Stake dilution: Bandhan Bank awaits RBI response on deadline extension

Bandhan Bank, which completed three years of operations on Thursday, is still awaiting feedback from the Reserve Bank of India (RBI) on its request for an extension of deadline to meet the promoter shareholding norms. 

“We are awaiting the RBI’s guidelines on meeting shareholding norms,” Chandra Shekhar Ghosh, managing director and chief executive officer, told reporters on the sidelines of the third anniversary celebration function of the bank in Kolkata on Thursday. 

While the Securities and Exchange Board of India’s (Sebi’s) rules call for a year’s lock-in period for promoter holding after listing, the RBI’s norms require promoters’ stake to be brought down to 40 per cent within three years of the launch of operations of a bank. 

Bandhan Bank went for an initial public offering (IPO) in March this year, which, sources said, constrains the bank from reducing promoters’ shareholding. After the IPO, promoters’ holding in Bandhan Bank came down to 82.28 per cent, from 89.62 per cent. 
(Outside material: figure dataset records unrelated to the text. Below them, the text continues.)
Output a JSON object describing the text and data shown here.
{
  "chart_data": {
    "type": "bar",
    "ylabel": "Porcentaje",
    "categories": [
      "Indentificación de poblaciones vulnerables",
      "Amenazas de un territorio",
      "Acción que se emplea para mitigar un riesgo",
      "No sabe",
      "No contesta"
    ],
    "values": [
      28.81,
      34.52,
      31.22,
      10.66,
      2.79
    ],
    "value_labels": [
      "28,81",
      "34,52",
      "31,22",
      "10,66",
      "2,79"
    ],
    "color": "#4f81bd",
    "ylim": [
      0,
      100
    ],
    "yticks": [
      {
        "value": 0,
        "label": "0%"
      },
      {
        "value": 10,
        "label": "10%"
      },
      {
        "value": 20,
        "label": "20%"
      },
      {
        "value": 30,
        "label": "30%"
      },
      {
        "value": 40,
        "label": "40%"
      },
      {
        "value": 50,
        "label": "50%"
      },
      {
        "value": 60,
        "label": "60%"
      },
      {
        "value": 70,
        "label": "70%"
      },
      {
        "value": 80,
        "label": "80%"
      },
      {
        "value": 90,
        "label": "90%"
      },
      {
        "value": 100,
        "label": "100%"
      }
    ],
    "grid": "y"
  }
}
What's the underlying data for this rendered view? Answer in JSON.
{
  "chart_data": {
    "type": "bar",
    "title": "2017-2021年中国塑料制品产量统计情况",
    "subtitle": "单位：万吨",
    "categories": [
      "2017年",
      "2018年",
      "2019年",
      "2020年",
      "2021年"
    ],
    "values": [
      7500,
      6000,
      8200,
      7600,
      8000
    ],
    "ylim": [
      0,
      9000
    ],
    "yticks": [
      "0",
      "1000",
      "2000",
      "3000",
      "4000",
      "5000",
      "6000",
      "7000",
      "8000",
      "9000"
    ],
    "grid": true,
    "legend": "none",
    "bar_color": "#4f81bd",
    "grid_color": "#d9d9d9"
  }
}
It is understood that among the various options that Bandhan Bank was looking at to meet the shareholding norms, are merging the three entities — Bandhan Financial Services (BFSL), Bandhan Financial Holding (BFHL), and Bandhan Bank — which would bring down the promoters’ holding to  close to 40 per cent. Ghosh refused to comment on the matter.

Y V Reddy, former governor of the RBI and the chief guest at the function, said there should be a clear policy on promoter shareholding norms of new banks. At the helm of the three-layered ownership structure at Bandhan Bank is BFSL, a non-banking finance company (NBFC), which had a promoter holding of 40.73 per cent, according to data available in March 2018. 
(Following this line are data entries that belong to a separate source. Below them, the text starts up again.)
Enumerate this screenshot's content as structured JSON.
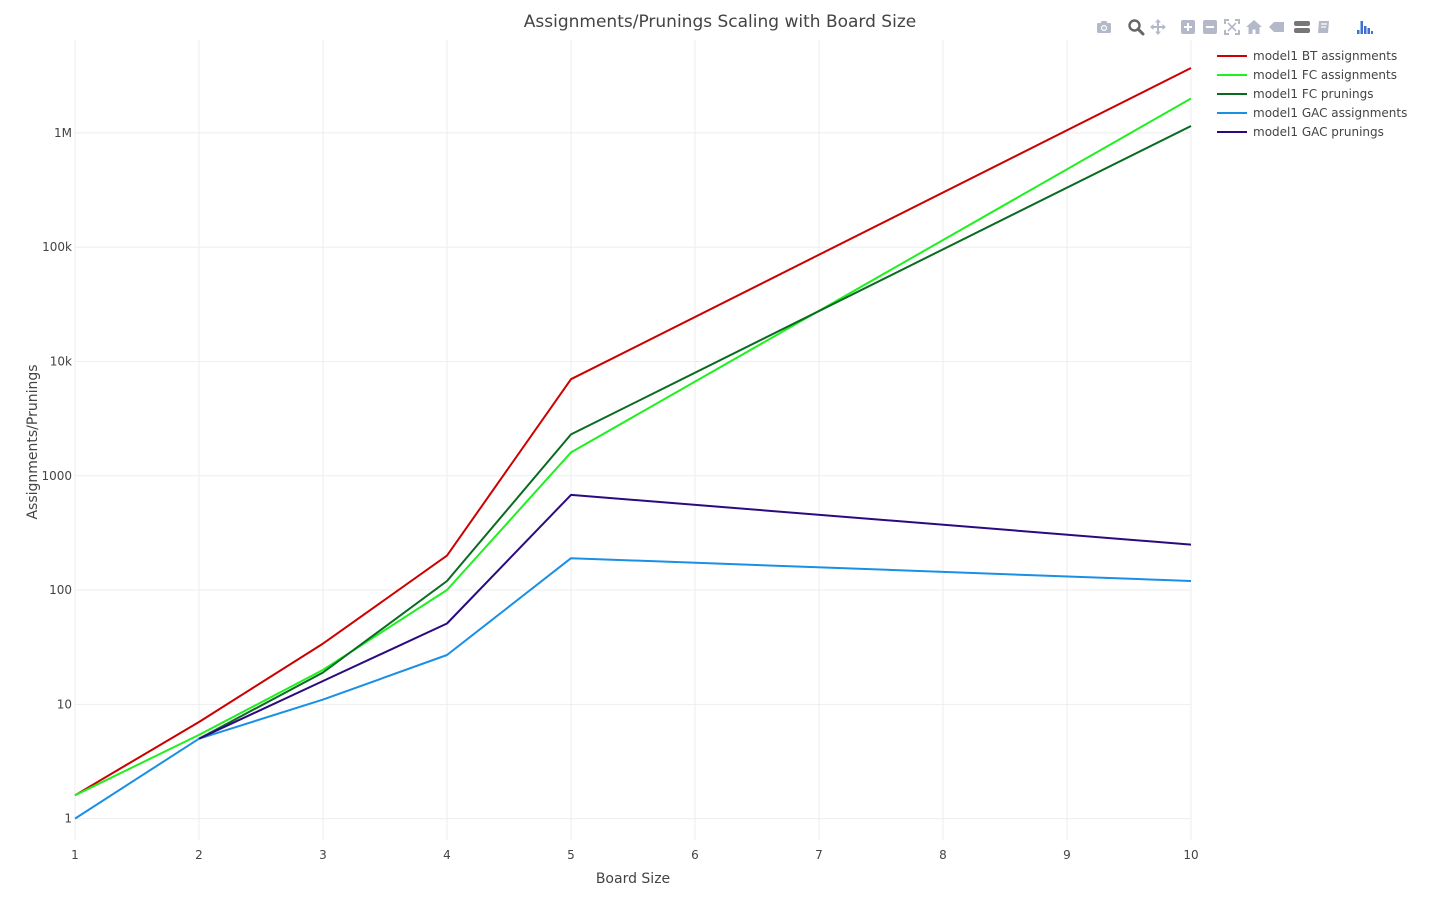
{
  "modebar": {
    "buttons": [
      {
        "name": "camera-icon",
        "title": "Download plot as a png"
      },
      {
        "name": "zoom-icon",
        "title": "Zoom"
      },
      {
        "name": "pan-icon",
        "title": "Pan"
      },
      {
        "name": "zoom-in-icon",
        "title": "Zoom in"
      },
      {
        "name": "zoom-out-icon",
        "title": "Zoom out"
      },
      {
        "name": "autoscale-icon",
        "title": "Autoscale"
      },
      {
        "name": "home-icon",
        "title": "Reset axes"
      },
      {
        "name": "spike-lines-icon",
        "title": "Toggle Spike Lines"
      },
      {
        "name": "hover-compare-icon",
        "title": "Compare data on hover"
      },
      {
        "name": "edit-icon",
        "title": "Edit in Chart Studio"
      },
      {
        "name": "plotly-logo-icon",
        "title": "Produced with Plotly"
      }
    ],
    "icon_color": "#b3b9c9",
    "logo_color": "#3f6fd1"
  },
  "chart_data": {
    "type": "line",
    "title": "Assignments/Prunings Scaling with Board Size",
    "xlabel": "Board Size",
    "ylabel": "Assignments/Prunings",
    "x": [
      1,
      2,
      3,
      4,
      5,
      10
    ],
    "x_ticks": [
      "1",
      "2",
      "3",
      "4",
      "5",
      "6",
      "7",
      "8",
      "9",
      "10"
    ],
    "xlim": [
      1,
      10
    ],
    "y_scale": "log",
    "ylim": [
      0.65,
      6500000
    ],
    "y_ticks": [
      {
        "value": 1,
        "label": "1"
      },
      {
        "value": 10,
        "label": "10"
      },
      {
        "value": 100,
        "label": "100"
      },
      {
        "value": 1000,
        "label": "1000"
      },
      {
        "value": 10000,
        "label": "10k"
      },
      {
        "value": 100000,
        "label": "100k"
      },
      {
        "value": 1000000,
        "label": "1M"
      }
    ],
    "grid": true,
    "legend_position": "top-right",
    "series": [
      {
        "name": "model1 BT assignments",
        "color": "#cc0000",
        "points": [
          [
            1,
            1.6
          ],
          [
            2,
            7
          ],
          [
            3,
            34
          ],
          [
            4,
            200
          ],
          [
            5,
            7000
          ],
          [
            10,
            3700000
          ]
        ]
      },
      {
        "name": "model1 FC assignments",
        "color": "#1ff01f",
        "points": [
          [
            1,
            1.6
          ],
          [
            2,
            5.4
          ],
          [
            3,
            20
          ],
          [
            4,
            100
          ],
          [
            5,
            1600
          ],
          [
            10,
            2000000
          ]
        ]
      },
      {
        "name": "model1 FC prunings",
        "color": "#086b20",
        "points": [
          [
            2,
            5
          ],
          [
            3,
            19
          ],
          [
            4,
            120
          ],
          [
            5,
            2300
          ],
          [
            10,
            1150000
          ]
        ]
      },
      {
        "name": "model1 GAC assignments",
        "color": "#1a8fe6",
        "points": [
          [
            1,
            1
          ],
          [
            2,
            5
          ],
          [
            3,
            11
          ],
          [
            4,
            27
          ],
          [
            5,
            190
          ],
          [
            10,
            120
          ]
        ]
      },
      {
        "name": "model1 GAC prunings",
        "color": "#2b0a80",
        "points": [
          [
            2,
            5
          ],
          [
            3,
            16
          ],
          [
            4,
            51
          ],
          [
            5,
            680
          ],
          [
            10,
            250
          ]
        ]
      }
    ]
  }
}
The promoter holding was held by two trusts — Financial Inclusion Trust at 32.91 per cent, and North East Financial Inclusion Trust at 7.82 per cent. In 2009, when Bandhan converted from a non-government organisation to an NBFC, the latter entity had issued the shares to the two trusts. 

On April 9, 2014, the RBI granted in-principle approval to BFSL for setting up a bank in the private sector.  Subsequently, BFSL and Bandhan Bank entered into a business transfer agreement to transfer all of BFSL’s existing microfinance business, including, all the assets, liabilities, accumulated profits, and its entire infrastructure along with its consumer base to the bank. 
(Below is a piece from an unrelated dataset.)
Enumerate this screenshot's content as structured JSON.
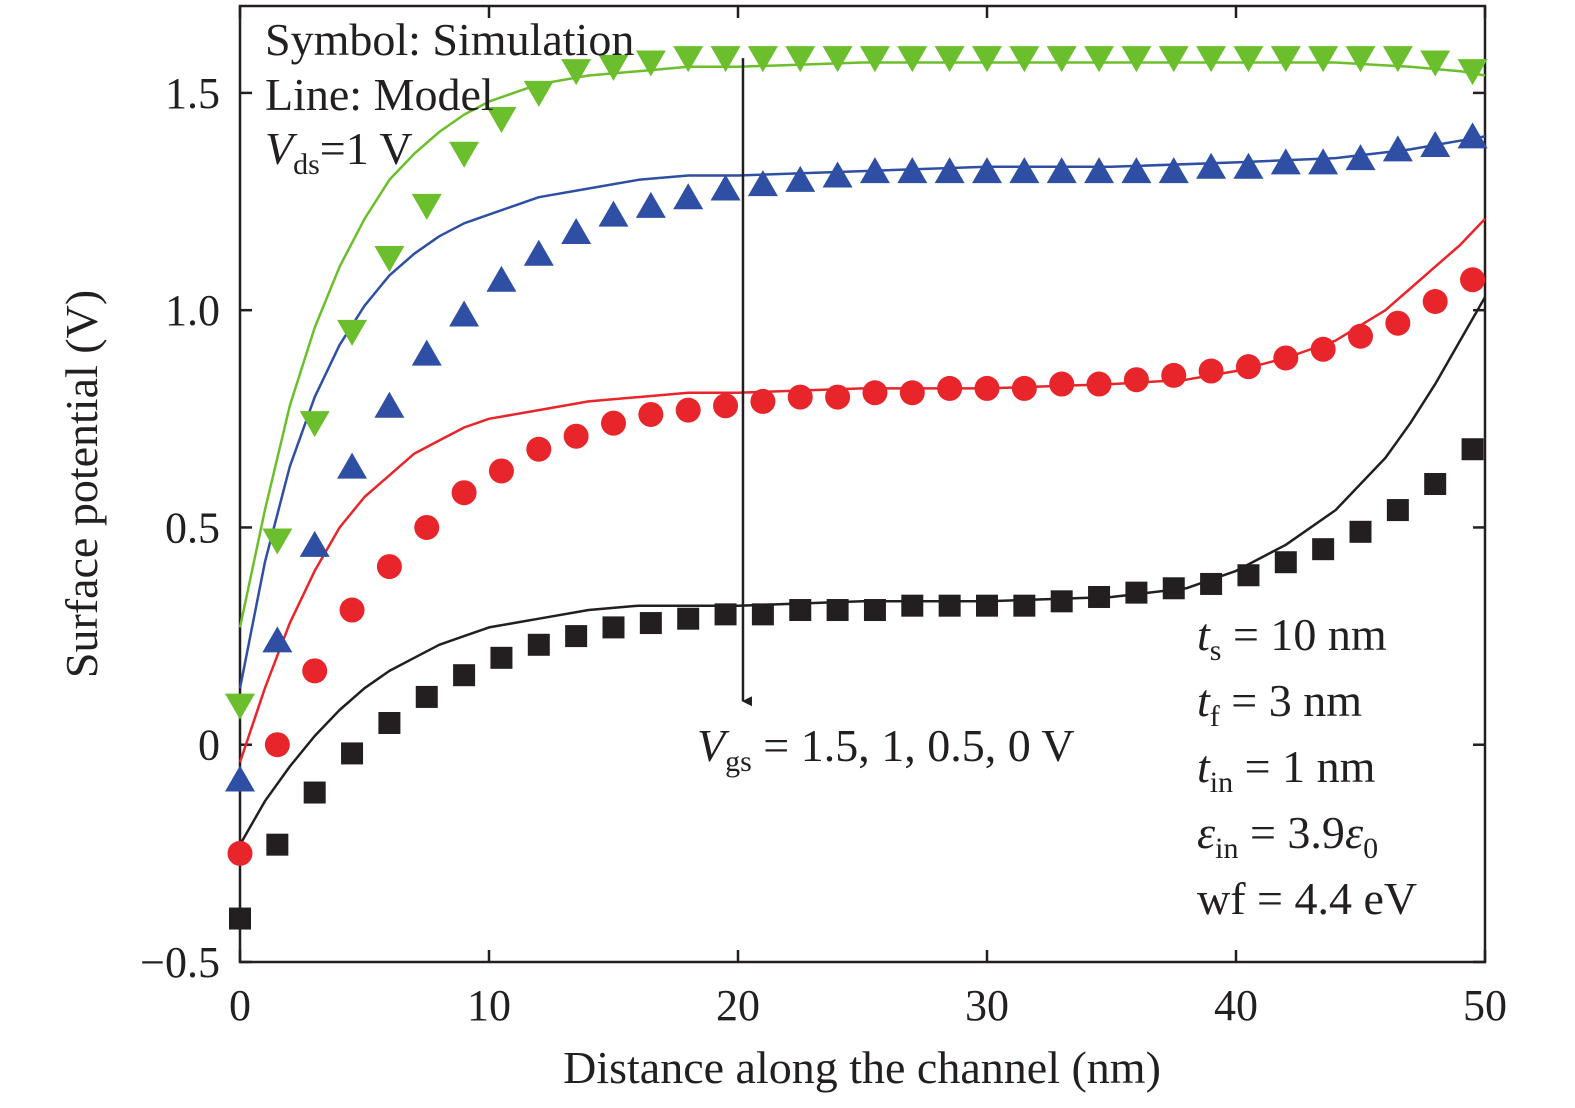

After the in-principle approval, and in accordance with the RBI New Bank Licensing Guidelines, BFHL was set up to act as a non-operating financial holding company of the bank.  BFHL obtained registration as a non-banking financial institution without accepting public deposits from the RBI on June 4, 2015. BFHL acts as the promoting company for Bandhan Bank, with a promoters’ shareholding of 82.28 per cent after the IPO. 

If the three entities — BFSL, BFHL, and Bandhan Bank — are merged, the promoter holding would be close to 40.73 per cent, which will help the bank meet regulatory guidelines, according to analysts. 

Its non-performing assets are one of the lowest in the industry.